But I didn't mention LX20's and neither did the person I was responding to. But you are kinda splitting hairs if you are drawing a major distinction between summer and all season radials. In terms of snow/ice capability there is a huge difference between winter and all season and a much smaller difference between all season and summer tires (both suck).
Yeah, I used to think all season radials worked great in the winter too. Until I had more winter driving experience and realized that all snow and ice is not the same. There are hundreds of different types of each and countless combinations of both. And you never know what you're going to encounter until you're on it. Some ice has 1/10 the friction coefficient as ice you may have encountered in your Jeep. They both look almost the same. Some ice you can easily see as you approach it, other ice looks just like wet pavement until you and your all season radials are doing a new 360 every second or two. If your Jeep did great on ice using LE2's then you didn't encounter the latter type of ice. And I'm not saying there are two distinct types of ice, but rather, an infinite number of types. Just check u-tube for videos of AWD and 4WD vehicles with all season radials who are completely helpless on roads that often are not even that steep. Sometimes just the normal slope of the crown of an otherwise flat road is too steep for all season radials to hold a stationary car from sliding onto the shoulder. This has nothing to do with how good the AWD system (the brakes are on) and everything to do with tire grip. In these conditions steel studs are preferable but fortunately this kind of ice is rare and nobody is going fast and studless winter tires will probably suffice.

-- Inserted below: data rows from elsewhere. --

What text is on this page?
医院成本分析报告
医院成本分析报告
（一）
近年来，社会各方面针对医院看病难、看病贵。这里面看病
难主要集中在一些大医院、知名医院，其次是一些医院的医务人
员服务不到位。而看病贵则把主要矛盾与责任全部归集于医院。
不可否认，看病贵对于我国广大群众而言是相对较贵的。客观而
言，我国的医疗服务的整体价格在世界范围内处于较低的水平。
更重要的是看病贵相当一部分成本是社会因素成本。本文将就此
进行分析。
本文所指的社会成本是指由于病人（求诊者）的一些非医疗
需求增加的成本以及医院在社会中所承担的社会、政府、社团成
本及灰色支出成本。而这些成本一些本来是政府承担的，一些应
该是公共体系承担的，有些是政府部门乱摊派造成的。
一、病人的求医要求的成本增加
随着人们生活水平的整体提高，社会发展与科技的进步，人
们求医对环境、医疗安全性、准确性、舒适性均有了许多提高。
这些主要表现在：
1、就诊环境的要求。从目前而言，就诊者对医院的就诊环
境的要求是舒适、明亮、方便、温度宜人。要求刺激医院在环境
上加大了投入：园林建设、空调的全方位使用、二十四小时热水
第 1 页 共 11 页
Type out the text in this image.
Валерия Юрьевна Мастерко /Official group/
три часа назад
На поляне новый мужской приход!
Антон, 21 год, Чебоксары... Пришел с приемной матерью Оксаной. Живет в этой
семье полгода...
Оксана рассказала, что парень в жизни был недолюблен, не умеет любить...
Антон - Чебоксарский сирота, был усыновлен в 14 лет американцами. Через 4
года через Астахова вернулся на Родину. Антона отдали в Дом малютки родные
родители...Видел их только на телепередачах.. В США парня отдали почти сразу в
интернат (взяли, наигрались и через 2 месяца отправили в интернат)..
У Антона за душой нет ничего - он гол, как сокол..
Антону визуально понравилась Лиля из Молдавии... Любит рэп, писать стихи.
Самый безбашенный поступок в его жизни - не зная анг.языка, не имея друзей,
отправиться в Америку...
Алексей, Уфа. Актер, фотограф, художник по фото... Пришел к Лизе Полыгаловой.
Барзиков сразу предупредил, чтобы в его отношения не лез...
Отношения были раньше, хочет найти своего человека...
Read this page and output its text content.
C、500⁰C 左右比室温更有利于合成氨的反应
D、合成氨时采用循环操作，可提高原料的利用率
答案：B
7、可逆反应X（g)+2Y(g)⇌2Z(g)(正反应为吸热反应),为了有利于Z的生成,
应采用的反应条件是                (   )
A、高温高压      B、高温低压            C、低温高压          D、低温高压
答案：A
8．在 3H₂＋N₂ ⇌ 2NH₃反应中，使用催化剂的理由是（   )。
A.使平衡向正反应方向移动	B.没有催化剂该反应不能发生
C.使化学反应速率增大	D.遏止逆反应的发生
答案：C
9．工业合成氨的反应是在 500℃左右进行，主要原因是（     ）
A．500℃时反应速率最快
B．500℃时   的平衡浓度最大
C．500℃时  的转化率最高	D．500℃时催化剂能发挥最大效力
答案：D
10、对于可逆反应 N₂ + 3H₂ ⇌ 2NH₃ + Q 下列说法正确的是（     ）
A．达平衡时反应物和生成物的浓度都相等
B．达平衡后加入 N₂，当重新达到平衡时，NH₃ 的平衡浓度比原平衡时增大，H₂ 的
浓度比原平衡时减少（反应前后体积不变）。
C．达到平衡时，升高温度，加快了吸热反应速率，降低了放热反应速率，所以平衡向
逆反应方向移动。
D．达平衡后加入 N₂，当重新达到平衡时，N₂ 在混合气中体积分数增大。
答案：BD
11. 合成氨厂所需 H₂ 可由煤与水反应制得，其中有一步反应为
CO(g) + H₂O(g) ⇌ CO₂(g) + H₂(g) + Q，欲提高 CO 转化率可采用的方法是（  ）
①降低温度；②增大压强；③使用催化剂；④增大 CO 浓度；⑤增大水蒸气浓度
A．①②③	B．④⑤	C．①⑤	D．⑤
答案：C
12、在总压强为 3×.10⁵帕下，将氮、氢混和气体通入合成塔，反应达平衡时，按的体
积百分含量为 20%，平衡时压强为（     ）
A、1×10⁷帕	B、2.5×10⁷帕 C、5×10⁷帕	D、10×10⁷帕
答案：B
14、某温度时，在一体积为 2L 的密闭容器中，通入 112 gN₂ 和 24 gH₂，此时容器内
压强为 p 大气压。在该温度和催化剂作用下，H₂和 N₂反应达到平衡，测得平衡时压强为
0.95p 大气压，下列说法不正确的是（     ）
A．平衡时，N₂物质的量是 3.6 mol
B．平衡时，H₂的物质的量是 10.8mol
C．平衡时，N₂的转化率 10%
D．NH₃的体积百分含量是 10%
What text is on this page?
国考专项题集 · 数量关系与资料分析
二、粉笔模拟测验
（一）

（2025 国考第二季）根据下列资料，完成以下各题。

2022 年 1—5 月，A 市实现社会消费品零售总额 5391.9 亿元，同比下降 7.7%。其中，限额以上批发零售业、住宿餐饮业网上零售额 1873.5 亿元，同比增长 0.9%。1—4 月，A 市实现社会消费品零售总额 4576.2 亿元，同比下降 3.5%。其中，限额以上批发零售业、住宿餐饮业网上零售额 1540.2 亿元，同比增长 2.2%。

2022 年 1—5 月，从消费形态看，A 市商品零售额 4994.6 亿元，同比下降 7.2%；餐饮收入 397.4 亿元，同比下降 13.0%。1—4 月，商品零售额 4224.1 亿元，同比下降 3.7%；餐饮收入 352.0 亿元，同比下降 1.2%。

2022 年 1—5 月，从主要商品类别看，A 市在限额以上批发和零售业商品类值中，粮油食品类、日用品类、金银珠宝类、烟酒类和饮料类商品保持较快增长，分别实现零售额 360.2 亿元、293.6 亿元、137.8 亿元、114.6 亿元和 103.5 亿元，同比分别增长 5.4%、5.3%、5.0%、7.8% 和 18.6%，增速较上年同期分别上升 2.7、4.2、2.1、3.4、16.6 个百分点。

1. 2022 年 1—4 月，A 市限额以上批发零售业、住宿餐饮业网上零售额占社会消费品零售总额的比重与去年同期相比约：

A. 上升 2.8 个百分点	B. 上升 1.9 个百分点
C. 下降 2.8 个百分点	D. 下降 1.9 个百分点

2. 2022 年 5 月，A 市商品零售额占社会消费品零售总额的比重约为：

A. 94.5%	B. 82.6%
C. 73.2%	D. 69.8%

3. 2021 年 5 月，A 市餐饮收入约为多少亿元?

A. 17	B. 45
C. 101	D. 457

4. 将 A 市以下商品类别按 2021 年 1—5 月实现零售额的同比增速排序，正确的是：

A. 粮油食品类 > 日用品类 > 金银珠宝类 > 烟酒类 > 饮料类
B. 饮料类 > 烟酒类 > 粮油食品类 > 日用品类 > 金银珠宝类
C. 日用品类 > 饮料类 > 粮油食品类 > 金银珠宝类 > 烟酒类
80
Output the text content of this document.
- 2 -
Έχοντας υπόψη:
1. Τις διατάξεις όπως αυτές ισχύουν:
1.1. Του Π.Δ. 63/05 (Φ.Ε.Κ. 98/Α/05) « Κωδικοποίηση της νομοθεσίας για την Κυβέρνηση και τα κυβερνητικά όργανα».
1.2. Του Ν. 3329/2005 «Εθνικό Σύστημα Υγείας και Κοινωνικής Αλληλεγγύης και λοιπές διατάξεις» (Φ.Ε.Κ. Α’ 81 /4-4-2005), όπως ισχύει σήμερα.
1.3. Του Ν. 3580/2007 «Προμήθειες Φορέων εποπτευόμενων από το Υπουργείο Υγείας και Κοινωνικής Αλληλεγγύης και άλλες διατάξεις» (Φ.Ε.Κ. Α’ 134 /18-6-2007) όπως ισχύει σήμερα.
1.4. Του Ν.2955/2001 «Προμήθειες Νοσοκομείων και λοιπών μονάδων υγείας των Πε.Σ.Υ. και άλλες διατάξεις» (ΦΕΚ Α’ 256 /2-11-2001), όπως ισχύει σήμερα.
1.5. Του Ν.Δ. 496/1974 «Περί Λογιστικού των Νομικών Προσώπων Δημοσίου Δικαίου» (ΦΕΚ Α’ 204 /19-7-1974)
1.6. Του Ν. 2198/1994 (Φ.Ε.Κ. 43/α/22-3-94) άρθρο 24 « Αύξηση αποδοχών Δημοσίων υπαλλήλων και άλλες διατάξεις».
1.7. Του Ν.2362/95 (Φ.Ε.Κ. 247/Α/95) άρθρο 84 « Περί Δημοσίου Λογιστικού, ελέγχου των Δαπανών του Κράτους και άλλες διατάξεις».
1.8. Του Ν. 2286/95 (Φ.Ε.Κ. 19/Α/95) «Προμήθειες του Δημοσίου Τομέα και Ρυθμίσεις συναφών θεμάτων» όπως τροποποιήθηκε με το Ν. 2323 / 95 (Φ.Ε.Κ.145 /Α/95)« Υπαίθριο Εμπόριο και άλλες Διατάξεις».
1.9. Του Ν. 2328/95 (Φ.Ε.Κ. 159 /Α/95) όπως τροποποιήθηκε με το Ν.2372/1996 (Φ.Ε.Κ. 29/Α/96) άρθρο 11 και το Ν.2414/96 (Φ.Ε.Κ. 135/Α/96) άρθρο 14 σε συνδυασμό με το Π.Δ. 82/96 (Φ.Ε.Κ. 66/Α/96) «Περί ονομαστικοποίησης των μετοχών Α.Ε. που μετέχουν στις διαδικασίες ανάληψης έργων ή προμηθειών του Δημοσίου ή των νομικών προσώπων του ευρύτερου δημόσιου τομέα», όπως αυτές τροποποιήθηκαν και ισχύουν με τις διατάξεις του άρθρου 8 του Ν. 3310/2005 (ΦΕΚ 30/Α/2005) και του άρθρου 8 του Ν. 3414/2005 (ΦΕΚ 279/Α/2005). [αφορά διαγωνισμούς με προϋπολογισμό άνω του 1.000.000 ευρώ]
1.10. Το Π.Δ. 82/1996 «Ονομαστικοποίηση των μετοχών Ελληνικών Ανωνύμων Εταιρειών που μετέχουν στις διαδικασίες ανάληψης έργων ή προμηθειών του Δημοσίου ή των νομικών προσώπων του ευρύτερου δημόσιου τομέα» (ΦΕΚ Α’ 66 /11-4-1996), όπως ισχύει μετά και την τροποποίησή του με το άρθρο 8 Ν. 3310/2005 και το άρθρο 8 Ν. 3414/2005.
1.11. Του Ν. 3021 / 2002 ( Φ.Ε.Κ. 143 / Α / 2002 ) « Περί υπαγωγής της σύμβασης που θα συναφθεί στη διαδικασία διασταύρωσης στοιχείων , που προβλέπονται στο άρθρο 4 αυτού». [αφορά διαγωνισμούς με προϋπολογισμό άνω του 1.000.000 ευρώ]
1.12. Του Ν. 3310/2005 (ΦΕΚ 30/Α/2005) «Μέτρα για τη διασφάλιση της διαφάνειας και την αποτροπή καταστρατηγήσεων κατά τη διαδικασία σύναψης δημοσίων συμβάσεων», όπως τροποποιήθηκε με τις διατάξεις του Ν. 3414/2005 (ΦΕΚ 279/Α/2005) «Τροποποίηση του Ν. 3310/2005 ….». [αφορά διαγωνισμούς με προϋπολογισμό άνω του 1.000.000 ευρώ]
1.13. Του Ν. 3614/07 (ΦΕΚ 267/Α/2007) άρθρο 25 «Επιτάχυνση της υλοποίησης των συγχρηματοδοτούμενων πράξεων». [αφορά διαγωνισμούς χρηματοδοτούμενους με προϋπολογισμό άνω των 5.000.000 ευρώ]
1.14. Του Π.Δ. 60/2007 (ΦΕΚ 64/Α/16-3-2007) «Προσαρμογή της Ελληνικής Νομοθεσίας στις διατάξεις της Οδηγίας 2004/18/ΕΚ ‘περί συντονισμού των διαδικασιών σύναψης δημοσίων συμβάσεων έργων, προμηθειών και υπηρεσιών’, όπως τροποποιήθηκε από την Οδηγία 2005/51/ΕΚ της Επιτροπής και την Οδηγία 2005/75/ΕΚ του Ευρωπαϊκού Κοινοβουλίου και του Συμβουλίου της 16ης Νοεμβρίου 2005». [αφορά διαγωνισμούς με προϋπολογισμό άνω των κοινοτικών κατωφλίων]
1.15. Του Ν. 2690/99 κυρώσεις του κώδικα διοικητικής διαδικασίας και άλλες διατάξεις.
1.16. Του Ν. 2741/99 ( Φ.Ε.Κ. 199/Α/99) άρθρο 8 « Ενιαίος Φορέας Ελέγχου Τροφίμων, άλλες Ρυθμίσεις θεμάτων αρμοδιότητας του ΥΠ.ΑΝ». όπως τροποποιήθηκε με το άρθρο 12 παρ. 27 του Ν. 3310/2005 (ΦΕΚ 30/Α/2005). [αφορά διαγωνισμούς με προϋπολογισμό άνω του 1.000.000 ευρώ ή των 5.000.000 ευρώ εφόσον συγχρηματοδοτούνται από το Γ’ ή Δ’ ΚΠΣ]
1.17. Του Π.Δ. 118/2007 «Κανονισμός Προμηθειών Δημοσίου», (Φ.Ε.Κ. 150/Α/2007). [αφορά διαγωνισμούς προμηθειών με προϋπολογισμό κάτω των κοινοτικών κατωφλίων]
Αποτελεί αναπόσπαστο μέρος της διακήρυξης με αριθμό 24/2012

I'm hearing mixed messages. On one hand you talk about living in the mountains, on the other hand you say you only get "a few days" of ice and snow. I'll confess, I'm not familiar with the Ozark "mountains" and when I Google photos of "Ozark Mountains", no photos of mountains show up, just foothills (and not very big ones at that). I'm not familiar with the weather there. Only you know whether you drive far enough in winter conditions for snow tires to be worth it. My only point is that if it's imperative that you be able to travel under difficult and slippery winter conditions, you need winter tires before you need AWD. AWD adds very little to winter driving capability compared to winter tires on a two wheel drive vehicle.
I wouldn't recommend them for general use. I certainly would never consider them for covering big miles or fast miles and they will never provide as much traction as winter tires in most conditions. That's what winter tires are for. If you have a dedicated set of winter wheels, a pneumatic wrench and a floor jack you can switch between sets in under half and hour, not much longer than installing four polymer "chains".